Advantages: wife is already retired
Disadvantages: pets to contend with, family and grandchild in their primary area, husband required to be on site at work several days per week
Biggest adjustment: they currently enjoy spending money on entertainment such as season tickets to national sporting events, cruises and vacations. Budgeting for one or more seasons as snowbirds will cut into or reduce vacation travel and other discretionary activities.
Biggest obstacle: In my opinion, the biggest challenge they will face as snowbirds is being 3-4 days' drive away from their primary home if they choose Arizona as their destination. Re-framing their discretionary spending and letting go of other long held traditional pleasure expenses will be a very big adjustment as a couple. I haven't yet figured out how the part time job comes into play if they become snowbirds more than 1,800 miles away from the job unless the employment takes a pause for a couple of months.
Starter Snowbird Couple Two
In a committed relationship for several years, previously married to other partners
Each purchased their own individual residences
Financial resources: yes
She is of retirement age, but enjoys her career and the salary/benefits of her employment
He is approaching retirement age in about 3-4 years, but enjoys his career and the salary/benefits of his employment
Family: Both have adult children who are not local to the area, neither has grandchildren
Goals are not yet fleshed out. A general timeline and interest in being snowbirds was expressed, but nothing more specific.
Both enjoy interests that they said, "Everyone else also likes." Hobbies and interests include travel, food, craft beer, wineries, etc, gardening, entertainment such as live music, sporting events, tours and other cultural activities.
She maintains close family connections and he does not.
Advantages: no pets to contend with, no family in their primary area
Disadvantages: both are required to be on site at work every day, two residences to maintain while away, differing situations regarding family, separate finances.
Biggest adjustment: they currently do not spend 24/7 together and this will test the relationship should they become retired snowbirds.
Biggest obstacle: In my opinion, the biggest challenge they will face as snowbirds is finding common ground regarding the terms of becoming snowbirds, such as where, when, how long and who will pay for what. Being around each other and sharing resources, such as a vehicle, in a different location other than their individual residences will challenge their long-held independence.
Just for fun, I've included a third scenario of a neighbor who is a hybrid type of snowbird.
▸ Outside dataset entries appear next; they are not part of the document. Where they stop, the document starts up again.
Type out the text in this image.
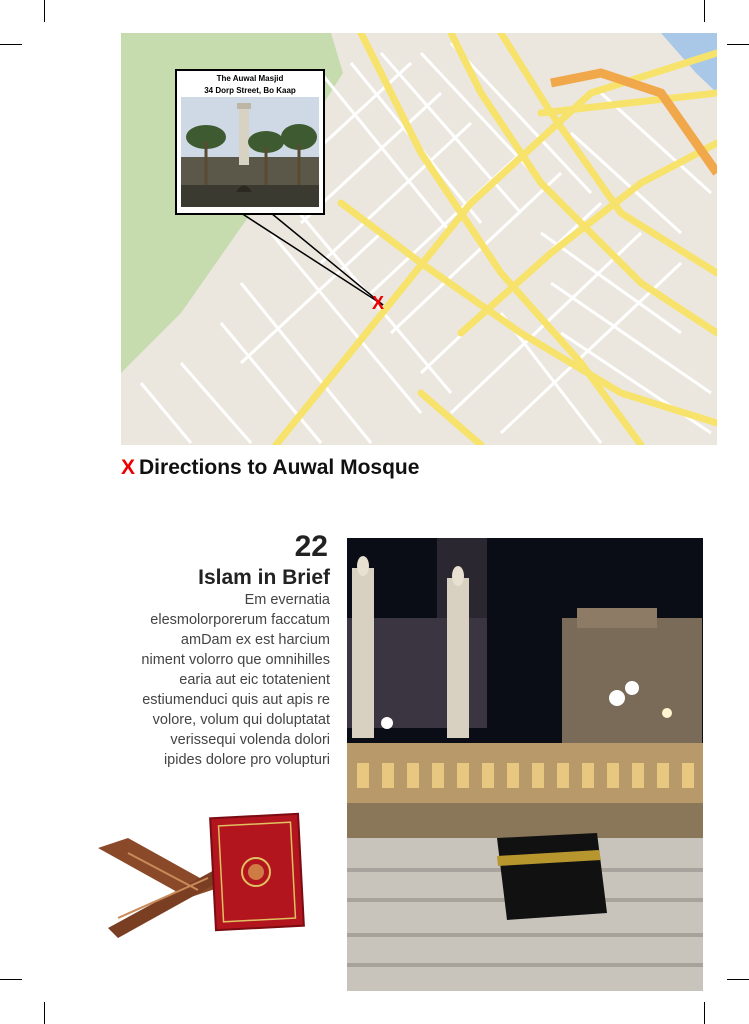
The Auwal Masjid
34 Dorp Street, Bo Kaap
X
X Directions to Auwal Mosque
22
Islam in Brief

Em evernatia

elesmolorporerum faccatum

amDam ex est harcium

niment volorro que omnihilles

earia aut eic totatenient

estiumenduci quis aut apis re

volore, volum qui doluptatat

verissequi volenda dolori

ipides dolore pro volupturi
She is her own unique person and here is what I know of her semi snowbird lifestyle.
Single Woman Semi Snowbird
Single, previously married
Residence: Owns her primary residence, owns a vacation lake home in Northern Michigan
Financial resources: yes
Family: Adult children who are local and adult children who are not local to the area, several adult grandchildren
She is very independent and is able to make or change her plans as she wishes. She spends time in her favorite places all year round, including her vacation lake home and other places of interest including the Western United States. She seems to prefer Key West for extended periods of time, including about six weeks each winter. She is not the typical snowbird who parks in one place for a season, she tends to come and go to various locations as it suits her needs.
Hobbies and interests include travel, food, tours and other cultural activities.
She balances family with travel and it seems to work for her.
Advantages: fully retired, no pets to contend with, no spouse or partner to compromise with and solid financial resources.
Disadvantages: two residences to maintain while away, must find and rely on neighbors, family and other helpers to assist with her primary residence when not there, no travel partner with whom to share her adventures or the mundane things such as driving to destinations
Biggest obstacle: In my opinion, the biggest challenge she faces as a semi-snowbird is being physically able to continue her lifestyle if she should have health issues that limit her ability to go to all of the places she desires.
"Our dilemma is that we hate change and love it at the same time; what we really want is for things to remain the same but get better.”